In recently revealed communications between Muhammad Jamal al Kashef, the head of the Nasr City terror cell, and al Qaeda emir Ayman al Zawahiri, Jamal said that he had formed "groups for us inside [the] Sinai." As Thomas Joscelyn noted in the Long War Journal, this was an "especially interesting revelation given that some jihadist groups there have openly proclaimed their allegiance to al Qaeda."
In December 2011, a group named Ansar al Jihad in the Sinai Peninsula announced its formation and pledged to "fulfill the oath" of Osama bin Laden. Then in January 2012, Ansar al Jihad swore allegiance to al Qaeda emir Ayman al Zawahiri. "To our beloved emir and honorable sheikh, Abu Muhammad Ayman al Zawahiri ... from your soldiers in the beloved Sinai in the Land of the Quiver [Egypt], we give you allegiance for obedience in good and bad, in difficulty and ease, and altruism," Ansar al Jihad said, in a statement obtained and translated by the SITE Intelligence Group.
More recently, in July 2012, the Mujahideen Shura Council in the Environs of Jerusalem, a consolidation of Salafi jihadist groups, said that its June 18, 2012 cross-border attack, which killed one Israeli civilian, was "a gift to our brothers in Qaedat al Jihad and Sheikh Zawahiri" and retaliation for the death of Osama bin Laden.
Over the past few months, Egyptian authorities have seized numerous weapons in and en route to the Sinai and Gaza Strip, including short-range rockets and antiaircraft and antitank missiles. On Jan. 7, Egyptian authorities foiled a car bomb plot in the city of Rafah, near Gaza; the intended target is still unknown. Following the Rafah incident, Egyptian authorities issued a security alert for the Sinai as intelligence services received information about potential attacks by extremist groups in the Sinai.

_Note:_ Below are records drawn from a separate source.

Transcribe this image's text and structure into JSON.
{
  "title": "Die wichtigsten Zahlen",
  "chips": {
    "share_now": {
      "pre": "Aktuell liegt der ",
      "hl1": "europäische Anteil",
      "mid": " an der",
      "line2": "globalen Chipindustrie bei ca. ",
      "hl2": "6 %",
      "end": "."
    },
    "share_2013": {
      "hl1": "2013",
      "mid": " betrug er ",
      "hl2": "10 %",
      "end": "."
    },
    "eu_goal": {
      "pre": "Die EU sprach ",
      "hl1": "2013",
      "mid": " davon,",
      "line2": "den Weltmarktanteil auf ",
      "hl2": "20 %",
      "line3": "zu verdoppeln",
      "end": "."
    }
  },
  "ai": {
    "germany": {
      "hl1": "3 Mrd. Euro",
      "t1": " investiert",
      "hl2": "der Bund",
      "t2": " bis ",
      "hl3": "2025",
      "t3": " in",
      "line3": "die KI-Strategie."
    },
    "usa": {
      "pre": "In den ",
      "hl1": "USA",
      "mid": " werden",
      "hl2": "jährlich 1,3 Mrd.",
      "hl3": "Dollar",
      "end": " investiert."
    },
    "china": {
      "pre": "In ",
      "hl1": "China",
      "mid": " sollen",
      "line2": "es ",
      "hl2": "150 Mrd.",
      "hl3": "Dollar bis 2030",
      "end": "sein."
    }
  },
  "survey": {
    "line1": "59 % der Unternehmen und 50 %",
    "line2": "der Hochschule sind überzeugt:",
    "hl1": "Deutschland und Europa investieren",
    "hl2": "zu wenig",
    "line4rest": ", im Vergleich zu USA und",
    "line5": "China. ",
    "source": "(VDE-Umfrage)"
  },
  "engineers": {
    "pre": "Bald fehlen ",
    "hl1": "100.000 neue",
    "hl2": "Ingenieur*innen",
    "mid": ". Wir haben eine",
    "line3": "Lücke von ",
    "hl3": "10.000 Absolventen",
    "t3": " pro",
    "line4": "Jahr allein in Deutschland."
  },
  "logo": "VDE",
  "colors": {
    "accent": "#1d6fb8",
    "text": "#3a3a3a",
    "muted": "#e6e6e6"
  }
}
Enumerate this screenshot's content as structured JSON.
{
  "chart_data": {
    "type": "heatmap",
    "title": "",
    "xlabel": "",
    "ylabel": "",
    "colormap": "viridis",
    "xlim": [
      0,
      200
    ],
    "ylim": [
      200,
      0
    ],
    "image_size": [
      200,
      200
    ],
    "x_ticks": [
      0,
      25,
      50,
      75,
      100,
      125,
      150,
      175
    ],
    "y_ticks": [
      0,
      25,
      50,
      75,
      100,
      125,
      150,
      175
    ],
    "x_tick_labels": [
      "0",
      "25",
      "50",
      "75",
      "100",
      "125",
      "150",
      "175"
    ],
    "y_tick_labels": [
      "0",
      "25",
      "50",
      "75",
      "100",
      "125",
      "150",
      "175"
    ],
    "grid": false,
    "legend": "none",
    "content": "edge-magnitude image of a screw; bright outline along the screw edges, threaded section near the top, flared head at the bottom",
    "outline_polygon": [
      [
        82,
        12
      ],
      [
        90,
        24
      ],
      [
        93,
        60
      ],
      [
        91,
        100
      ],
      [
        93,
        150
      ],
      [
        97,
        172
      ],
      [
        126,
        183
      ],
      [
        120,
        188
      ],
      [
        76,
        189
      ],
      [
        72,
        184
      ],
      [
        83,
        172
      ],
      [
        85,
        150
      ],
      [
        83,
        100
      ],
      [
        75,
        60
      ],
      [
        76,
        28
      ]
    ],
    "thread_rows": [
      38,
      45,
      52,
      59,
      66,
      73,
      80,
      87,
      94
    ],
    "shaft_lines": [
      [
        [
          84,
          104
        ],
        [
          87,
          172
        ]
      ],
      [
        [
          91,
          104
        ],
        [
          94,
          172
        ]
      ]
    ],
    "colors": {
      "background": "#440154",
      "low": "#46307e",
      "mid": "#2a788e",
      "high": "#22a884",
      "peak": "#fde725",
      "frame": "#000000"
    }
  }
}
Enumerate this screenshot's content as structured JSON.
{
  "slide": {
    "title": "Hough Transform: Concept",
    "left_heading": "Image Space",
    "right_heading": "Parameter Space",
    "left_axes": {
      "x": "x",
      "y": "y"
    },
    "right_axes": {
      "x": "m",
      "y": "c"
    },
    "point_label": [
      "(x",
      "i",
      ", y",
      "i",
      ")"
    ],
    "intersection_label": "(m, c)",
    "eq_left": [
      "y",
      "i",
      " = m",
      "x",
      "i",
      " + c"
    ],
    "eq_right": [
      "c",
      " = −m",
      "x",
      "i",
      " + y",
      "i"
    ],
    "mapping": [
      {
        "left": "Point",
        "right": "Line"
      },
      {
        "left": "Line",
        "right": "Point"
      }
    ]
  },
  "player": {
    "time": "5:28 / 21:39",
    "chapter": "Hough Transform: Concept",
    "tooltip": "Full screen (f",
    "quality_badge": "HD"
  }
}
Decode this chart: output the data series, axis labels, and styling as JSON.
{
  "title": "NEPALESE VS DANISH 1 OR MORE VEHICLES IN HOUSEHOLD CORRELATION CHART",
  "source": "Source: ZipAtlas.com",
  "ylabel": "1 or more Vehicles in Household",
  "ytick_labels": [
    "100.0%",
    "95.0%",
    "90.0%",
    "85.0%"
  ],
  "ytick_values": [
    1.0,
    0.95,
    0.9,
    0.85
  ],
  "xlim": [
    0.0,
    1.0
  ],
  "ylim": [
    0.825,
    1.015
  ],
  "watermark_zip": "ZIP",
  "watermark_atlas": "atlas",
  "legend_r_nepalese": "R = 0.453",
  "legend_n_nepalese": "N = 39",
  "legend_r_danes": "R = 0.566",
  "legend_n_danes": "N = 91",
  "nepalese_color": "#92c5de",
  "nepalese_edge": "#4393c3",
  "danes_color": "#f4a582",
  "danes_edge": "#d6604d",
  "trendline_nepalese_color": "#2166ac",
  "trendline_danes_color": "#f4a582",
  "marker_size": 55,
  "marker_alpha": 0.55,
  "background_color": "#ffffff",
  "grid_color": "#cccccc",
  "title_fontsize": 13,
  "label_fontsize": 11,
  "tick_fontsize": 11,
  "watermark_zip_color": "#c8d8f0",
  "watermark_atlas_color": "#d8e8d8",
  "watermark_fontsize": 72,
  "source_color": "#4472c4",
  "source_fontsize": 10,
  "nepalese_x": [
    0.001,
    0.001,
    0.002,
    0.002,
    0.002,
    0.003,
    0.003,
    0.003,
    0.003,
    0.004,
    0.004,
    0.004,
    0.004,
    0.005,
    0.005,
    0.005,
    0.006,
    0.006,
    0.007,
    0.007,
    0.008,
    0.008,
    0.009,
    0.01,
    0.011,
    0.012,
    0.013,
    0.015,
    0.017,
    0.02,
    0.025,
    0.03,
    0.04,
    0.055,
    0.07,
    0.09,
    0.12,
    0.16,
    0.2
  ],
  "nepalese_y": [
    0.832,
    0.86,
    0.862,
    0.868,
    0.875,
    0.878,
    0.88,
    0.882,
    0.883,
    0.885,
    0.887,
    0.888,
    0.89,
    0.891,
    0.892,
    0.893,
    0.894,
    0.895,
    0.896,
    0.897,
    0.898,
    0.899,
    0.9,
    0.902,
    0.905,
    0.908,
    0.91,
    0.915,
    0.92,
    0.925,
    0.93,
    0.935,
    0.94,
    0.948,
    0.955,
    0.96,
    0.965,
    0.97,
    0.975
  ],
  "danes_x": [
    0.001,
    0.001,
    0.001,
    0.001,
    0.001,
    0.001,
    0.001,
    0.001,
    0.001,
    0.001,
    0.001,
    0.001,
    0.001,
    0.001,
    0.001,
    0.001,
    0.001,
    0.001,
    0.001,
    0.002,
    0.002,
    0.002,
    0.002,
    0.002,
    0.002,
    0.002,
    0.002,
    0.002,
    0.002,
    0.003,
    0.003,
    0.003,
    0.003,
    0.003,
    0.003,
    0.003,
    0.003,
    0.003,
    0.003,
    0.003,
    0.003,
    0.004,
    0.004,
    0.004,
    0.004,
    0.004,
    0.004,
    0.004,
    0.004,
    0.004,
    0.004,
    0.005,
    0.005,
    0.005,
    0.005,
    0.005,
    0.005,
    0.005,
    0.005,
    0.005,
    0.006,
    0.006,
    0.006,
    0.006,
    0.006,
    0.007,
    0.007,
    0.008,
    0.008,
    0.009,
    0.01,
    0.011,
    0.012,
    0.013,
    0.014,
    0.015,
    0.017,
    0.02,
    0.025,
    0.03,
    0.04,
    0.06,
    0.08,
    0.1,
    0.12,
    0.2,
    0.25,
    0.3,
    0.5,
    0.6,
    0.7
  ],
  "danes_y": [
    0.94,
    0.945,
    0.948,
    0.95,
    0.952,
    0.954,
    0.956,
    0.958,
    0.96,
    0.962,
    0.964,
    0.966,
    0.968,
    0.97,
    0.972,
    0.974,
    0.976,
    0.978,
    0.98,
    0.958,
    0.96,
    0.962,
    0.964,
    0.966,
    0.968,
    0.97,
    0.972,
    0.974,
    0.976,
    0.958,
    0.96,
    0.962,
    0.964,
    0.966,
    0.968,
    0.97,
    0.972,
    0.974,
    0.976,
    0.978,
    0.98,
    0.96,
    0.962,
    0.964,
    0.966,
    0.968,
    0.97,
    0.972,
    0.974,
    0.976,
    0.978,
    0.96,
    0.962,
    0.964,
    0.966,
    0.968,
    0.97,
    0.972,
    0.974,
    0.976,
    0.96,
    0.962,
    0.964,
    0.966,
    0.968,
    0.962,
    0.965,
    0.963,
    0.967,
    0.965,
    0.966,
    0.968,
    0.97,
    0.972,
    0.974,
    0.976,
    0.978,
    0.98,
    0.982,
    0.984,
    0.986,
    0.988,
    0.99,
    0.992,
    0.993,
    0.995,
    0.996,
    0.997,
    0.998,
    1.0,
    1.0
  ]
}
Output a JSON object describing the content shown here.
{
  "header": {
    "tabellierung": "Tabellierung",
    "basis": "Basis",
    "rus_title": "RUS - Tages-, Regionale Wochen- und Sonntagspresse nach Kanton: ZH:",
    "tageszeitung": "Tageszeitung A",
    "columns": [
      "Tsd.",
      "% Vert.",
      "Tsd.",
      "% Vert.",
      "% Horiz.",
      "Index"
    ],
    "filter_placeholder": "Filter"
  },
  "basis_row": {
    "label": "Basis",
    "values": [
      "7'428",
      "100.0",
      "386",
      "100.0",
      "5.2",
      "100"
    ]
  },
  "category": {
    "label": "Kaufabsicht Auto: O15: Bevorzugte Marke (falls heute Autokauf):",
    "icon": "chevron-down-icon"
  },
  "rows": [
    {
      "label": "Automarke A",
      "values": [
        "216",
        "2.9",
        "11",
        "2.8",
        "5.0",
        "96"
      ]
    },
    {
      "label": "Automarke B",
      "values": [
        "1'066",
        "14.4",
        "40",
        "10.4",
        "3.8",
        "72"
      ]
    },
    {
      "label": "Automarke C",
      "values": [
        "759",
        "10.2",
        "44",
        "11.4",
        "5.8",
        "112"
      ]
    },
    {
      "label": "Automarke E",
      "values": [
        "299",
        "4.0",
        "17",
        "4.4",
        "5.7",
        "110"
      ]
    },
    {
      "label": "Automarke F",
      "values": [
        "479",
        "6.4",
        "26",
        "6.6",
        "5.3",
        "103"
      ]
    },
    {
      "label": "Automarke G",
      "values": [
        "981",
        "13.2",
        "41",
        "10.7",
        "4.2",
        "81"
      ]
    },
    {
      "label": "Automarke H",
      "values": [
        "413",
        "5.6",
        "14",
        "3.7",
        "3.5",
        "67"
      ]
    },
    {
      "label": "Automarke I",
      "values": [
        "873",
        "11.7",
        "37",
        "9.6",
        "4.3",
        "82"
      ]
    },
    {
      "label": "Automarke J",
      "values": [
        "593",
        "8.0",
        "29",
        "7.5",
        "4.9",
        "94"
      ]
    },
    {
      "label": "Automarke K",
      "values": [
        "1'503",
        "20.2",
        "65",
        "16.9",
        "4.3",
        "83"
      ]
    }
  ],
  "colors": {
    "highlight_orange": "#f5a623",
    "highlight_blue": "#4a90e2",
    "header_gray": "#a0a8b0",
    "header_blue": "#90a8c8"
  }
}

On Jan. 11, an Egyptian army officer was killed by a sniper "seemingly affiliated to extremist groups" in el Arish in the Northern Sinai. On Feb. 15, Egyptian authorities announced the seizure of two tons of explosives headed to the Sinai from Cairo. Two days later, Egyptian authorities seized a weapons cache in El Arish. "The seized weapons include 21 anti-aircraft shells, six anti-tank mines and an anti-aircraft gun," an official said. In another incident on Feb. 17, one ton of explosives was found in a car headed from Cairo toward the Sinai.
Israel is reportedly conducting indirect negotiations with Hamas via Egyptian mediation, which have centered on easing Israel's blockade of the Gaza Strip as well as border agreements between Hamas and Egypt. This past week Israeli delegations visited Cairo twice for discussions on security issues. An Egyptian delegation is due in Israel in the coming days, according to Ma'an News Agency.